6) Tüm iş davalarında bordro tanığı çok önemlidir. Bordro tanıkları Hâkimler tarafından diğer tanıklardan daha fazla dikkate alınmaktadır.
7) Primlerin sözleşmedeki miktar üzerinden yatırılmamış olması halinde, Çalışma ve Sosyal Güvenlik Bakanlığı‘na şikâyette bulunulabilir.
8) İşten ayrıldıktan sonra sözleşmeden kaynaklanan ücret alacakları için geriye dönük talepte bulunulabilir. Bir işyerinde uzun süre çalışmış, o süre içinde ücretin eksik ödendiği konusunda hiçbir itirazda bulunmamış ve işinden ayrılmış olan kişilerin talepleri üzerine, geriye dönük hesaplamaları yapılırken, bilirkişiler tarafından tamamen haklı bulunmayabilirler, fakat yine de genel olarak istenenin altında olmakla beraber, asgarinin üzerinde bir değerlendirme yapılmaktadır.
9) İşveren ile yapılan sözleşmelerin 5179‘ye atıf yapılarak mı, yoksa iş kanununa uygun olarak mı düzenlendiği fesih işlemleri yapılırken önemlidir. Sözleşme fesihlerinin 5179 üzerinden mi, yoksa iş kanununa göre mi yapıldığını değerlendirmek gerekmektedir.
10) 13 Aralık 2010 tarihinden sonra "Veteriner Hizmetleri, Bitki Sağlığı, Gıda ve Yem Kanunu"nun tamamen yürürlüğe girmesiyle birlikte, bir Sorumlu Yönetici, şartları sağlayan sadece bir işletmede görev alacaktır. Sorumlu yöneticilik yapacak kişilerin birden fazla sözleşme ile farklı illerde, farklı işyerlerinde çalışmaları ihtimal dâhilindedir. Böyle durumların önüne geçmek için önlem alınması, çözüm getirilmesi ve belki de Oda tarafından bir denetim mekanizması geliştirilmesi gerekmektedir.

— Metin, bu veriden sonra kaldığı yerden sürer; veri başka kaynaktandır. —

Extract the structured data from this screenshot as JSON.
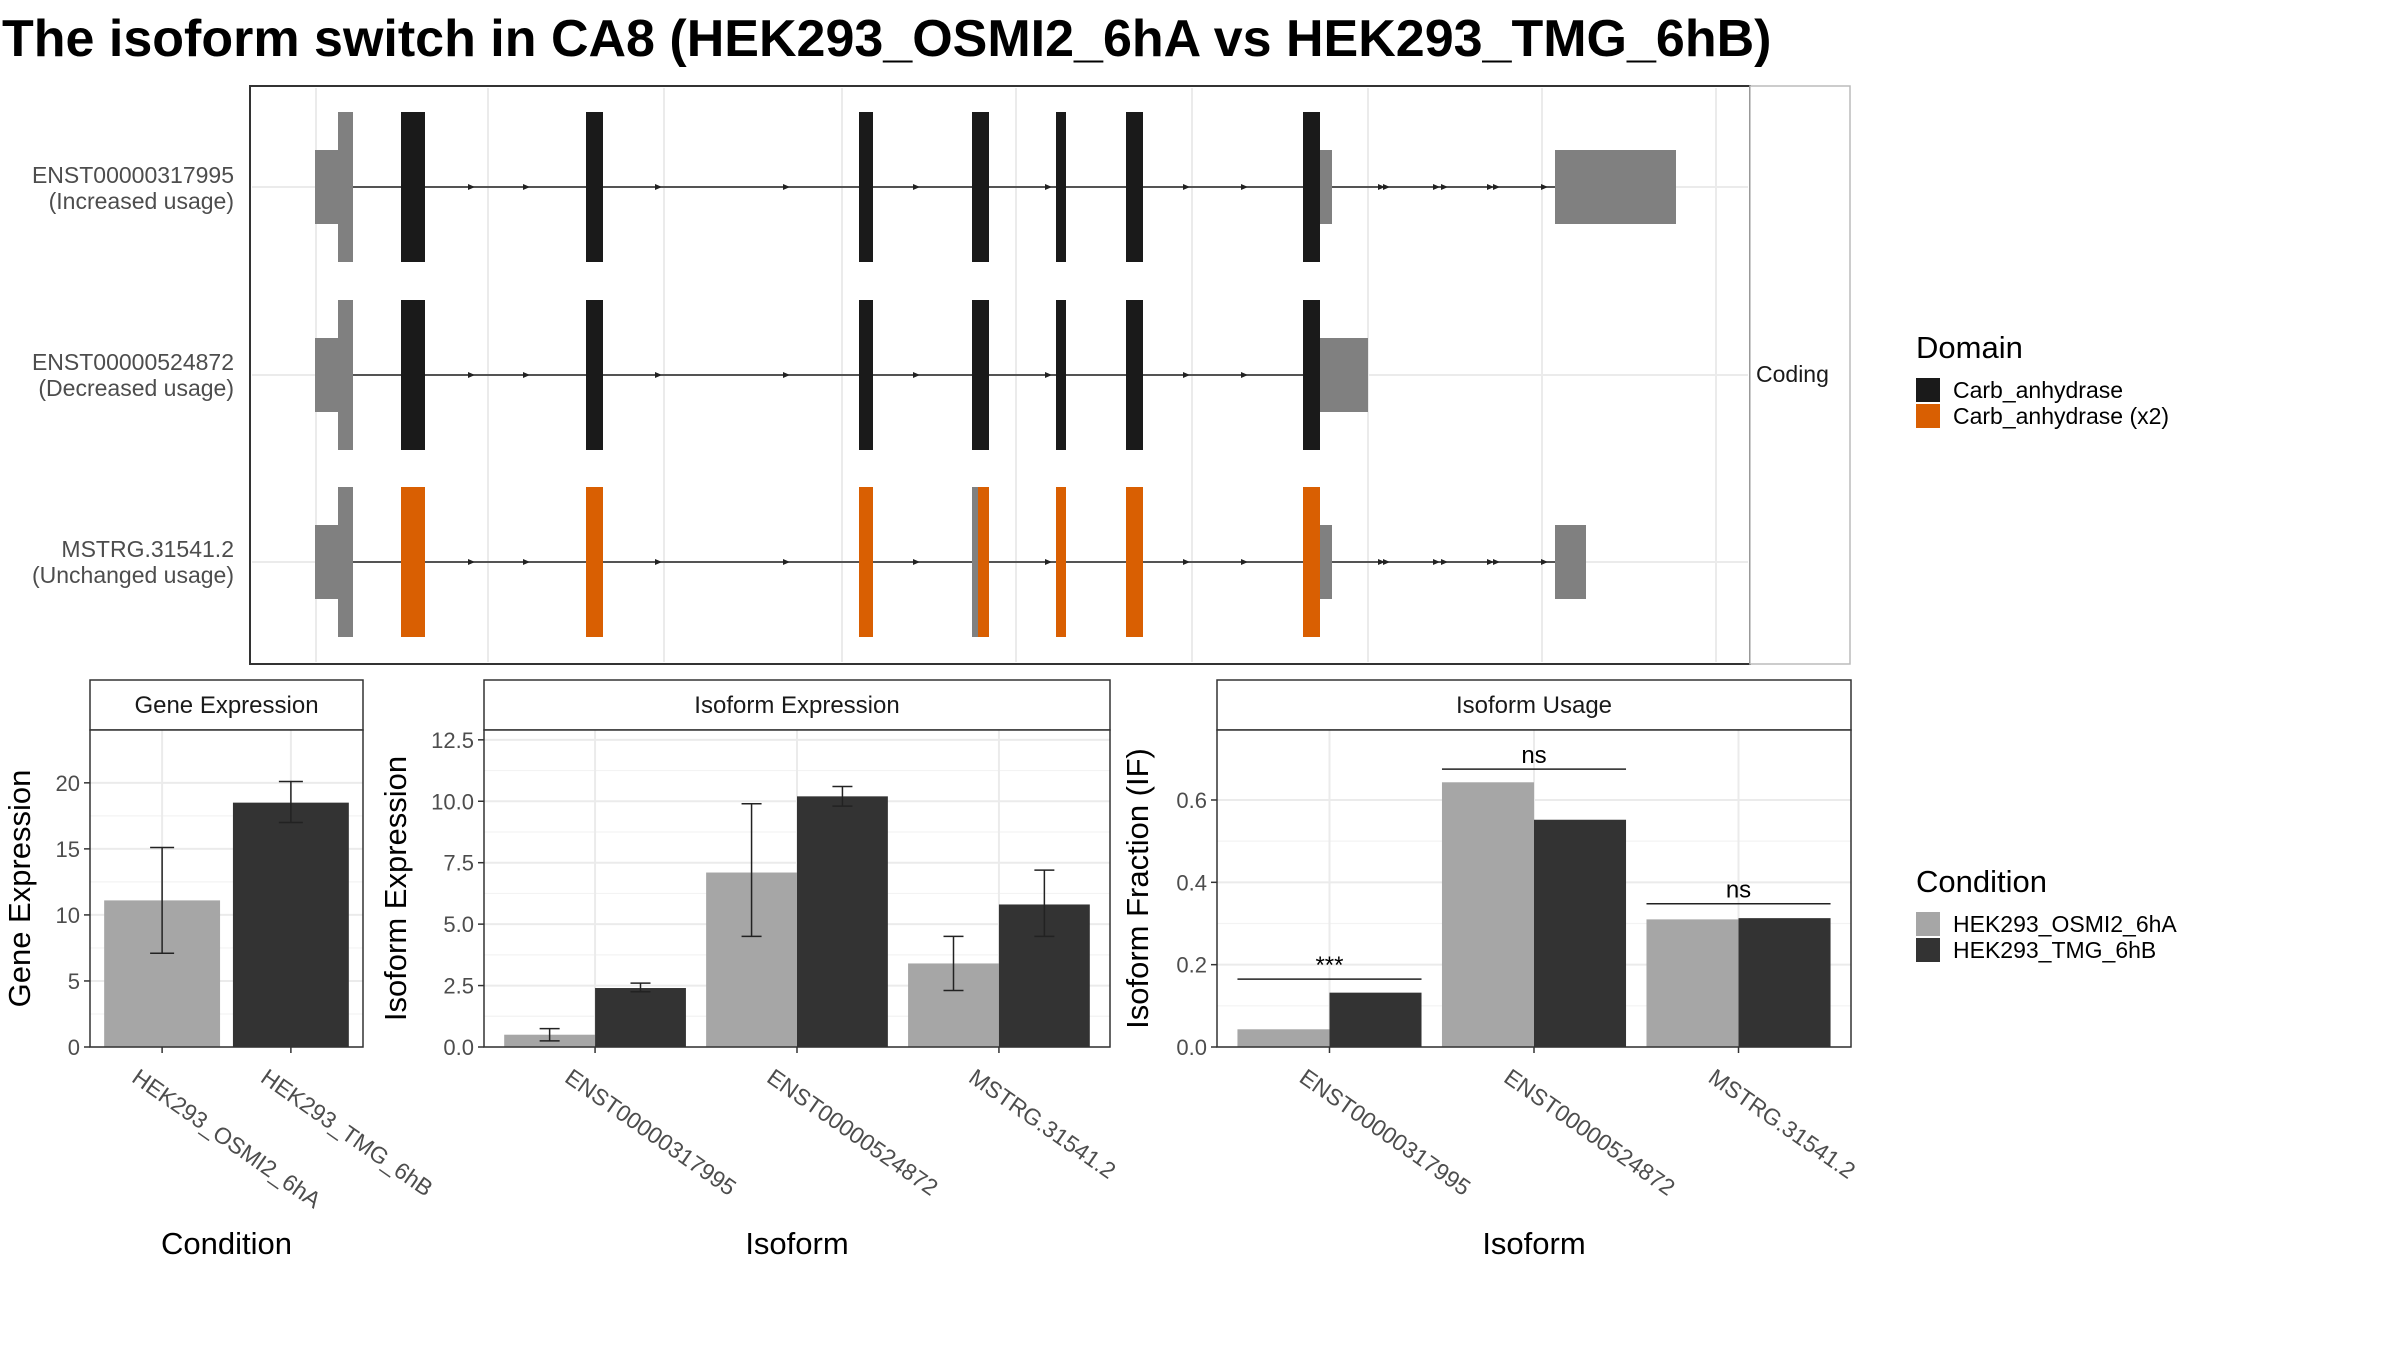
{
  "title": "The isoform switch in CA8 (HEK293_OSMI2_6hA vs HEK293_TMG_6hB)",
  "colors": {
    "utr": "#808080",
    "domain_black": "#1a1a1a",
    "domain_orange": "#d95f02",
    "cond_a": "#a6a6a6",
    "cond_b": "#333333",
    "grid": "#ebebeb",
    "panel_border": "#333333"
  },
  "structure": {
    "strip_label": "Coding",
    "transcripts": [
      {
        "id": "ENST00000317995",
        "usage": "(Increased usage)"
      },
      {
        "id": "ENST00000524872",
        "usage": "(Decreased usage)"
      },
      {
        "id": "MSTRG.31541.2",
        "usage": "(Unchanged usage)"
      }
    ]
  },
  "legends": {
    "domain": {
      "title": "Domain",
      "items": [
        {
          "label": "Carb_anhydrase",
          "color": "#1a1a1a"
        },
        {
          "label": "Carb_anhydrase (x2)",
          "color": "#d95f02"
        }
      ]
    },
    "condition": {
      "title": "Condition",
      "items": [
        {
          "label": "HEK293_OSMI2_6hA",
          "color": "#a6a6a6"
        },
        {
          "label": "HEK293_TMG_6hB",
          "color": "#333333"
        }
      ]
    }
  },
  "chart_data": [
    {
      "type": "bar",
      "panel": "gene",
      "title": "Gene Expression",
      "xlabel": "Condition",
      "ylabel": "Gene Expression",
      "categories": [
        "HEK293_OSMI2_6hA",
        "HEK293_TMG_6hB"
      ],
      "values": [
        11.1,
        18.5
      ],
      "errors": [
        [
          7.1,
          15.1
        ],
        [
          17.0,
          20.1
        ]
      ],
      "yticks": [
        "0",
        "5",
        "10",
        "15",
        "20"
      ],
      "ylim": [
        0,
        24.0
      ],
      "grid": true
    },
    {
      "type": "bar",
      "panel": "isoform_expression",
      "title": "Isoform Expression",
      "xlabel": "Isoform",
      "ylabel": "Isoform Expression",
      "categories": [
        "ENST00000317995",
        "ENST00000524872",
        "MSTRG.31541.2"
      ],
      "series": [
        {
          "name": "HEK293_OSMI2_6hA",
          "values": [
            0.5,
            7.1,
            3.4
          ],
          "errors": [
            [
              0.25,
              0.75
            ],
            [
              4.5,
              9.9
            ],
            [
              2.3,
              4.5
            ]
          ]
        },
        {
          "name": "HEK293_TMG_6hB",
          "values": [
            2.4,
            10.2,
            5.8
          ],
          "errors": [
            [
              2.25,
              2.6
            ],
            [
              9.8,
              10.6
            ],
            [
              4.5,
              7.2
            ]
          ]
        }
      ],
      "yticks": [
        "0.0",
        "2.5",
        "5.0",
        "7.5",
        "10.0",
        "12.5"
      ],
      "ylim": [
        0,
        12.9
      ],
      "grid": true
    },
    {
      "type": "bar",
      "panel": "isoform_usage",
      "title": "Isoform Usage",
      "xlabel": "Isoform",
      "ylabel": "Isoform Fraction (IF)",
      "categories": [
        "ENST00000317995",
        "ENST00000524872",
        "MSTRG.31541.2"
      ],
      "series": [
        {
          "name": "HEK293_OSMI2_6hA",
          "values": [
            0.043,
            0.643,
            0.31
          ]
        },
        {
          "name": "HEK293_TMG_6hB",
          "values": [
            0.132,
            0.552,
            0.313
          ]
        }
      ],
      "significance": [
        "***",
        "ns",
        "ns"
      ],
      "sig_levels": [
        0.165,
        0.675,
        0.348
      ],
      "yticks": [
        "0.0",
        "0.2",
        "0.4",
        "0.6"
      ],
      "ylim": [
        0,
        0.77
      ],
      "grid": true
    }
  ]
}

DİĞER KONULAR İLE İLGİLİ AÇIKLAMALAR
1) "Veteriner Hizmetleri, Bitki Sağlığı, Gıda ve Yem Kanunu"nun sorun alanları ile ilgili olarak iptali dışında kesin bir çözüm yolu bulunmamaktadır.
2) Gıda denetimi; halk sağlığı ve kamu düzenini ilgilendirmesi nedeniyle devletin asli ve sürekli görevleri arasında olması gereken bir hizmeti içermektedir. Gıda Mevzuatında, gıda denetiminin devletin asli ve sürekli görevleri arasında olduğuna dair bir madde varsa bu maddeye dayanılabilir. Her halükarda gıda denetiminin devri ( özelleştirmesi ) nedeniyle dava açılabilir.
3) İstihdam maddesine yönelik yeni bir tip sözleşme hazırlayıp web ‘e koymak gerekmektedir. Bunun için çalışmalara başlanmalıdır.